Abraham and Everardo’s father enrolled them in Hope House’s Shining Stars Youth Program when they were in grade school, the brothers said. Others who worked on data collection came from Urban Underground and Neulife. Teens from Milwaukee Christian Center, Pearls for Teen Girls, Running Rebels and True Skool participated in focus groups.
The focus groups were assembled by Dustin Hahn, UWM’s App Brewery project manager, and his team, who built the app free of charge. The youth provided input on the appearance, desired features and other aspects of the app as it was being developed.
“The feel of it will be really appealing to (young people),” Ray said. “The colors are bright. The process isn’t lengthy. It’s fun and easy to use,” she added.

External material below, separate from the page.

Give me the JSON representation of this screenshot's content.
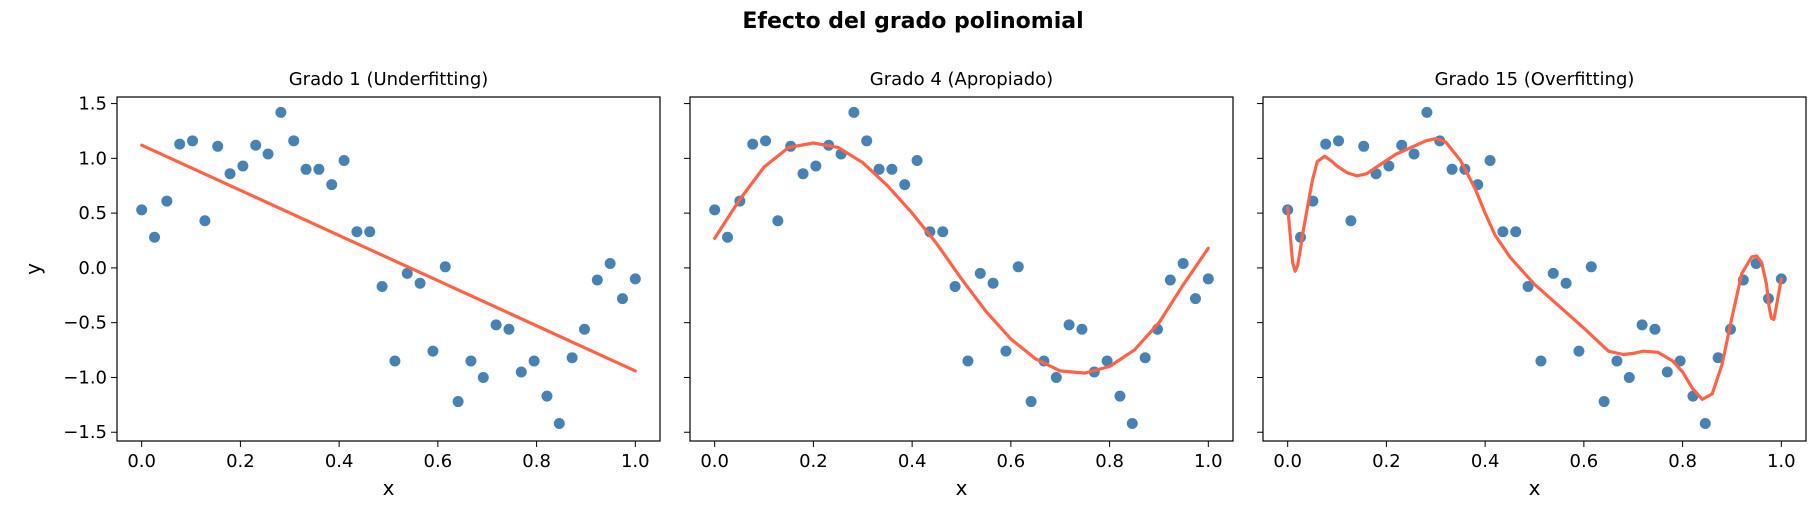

As people begin using the app, Hahn noted, his team will make adjustments and fixes. “We try to produce the best quality software we can but there’s nothing like real-life testing,” he said. His team would love to continue working with Beyond The Bell to advance the app, he added.
According to Ray, the app will be promoted at schools, youth organizations, events attended by youth and through social media. Moore said that a Beyond the Bell adult working group is developing an outreach strategy and he expects members will ask public relations and advertising agencies for help.
Brian Litzsey, co-chair of Beyond the Bell’s access working group, said “the best part of this project is young people actually had a voice in how (the app) looks.” He noted that even adults tend not to have a chance to work on many projects from the initial concept to the end. Litzsey added that this kind of success allows young people to understand what they are capable of accomplishing.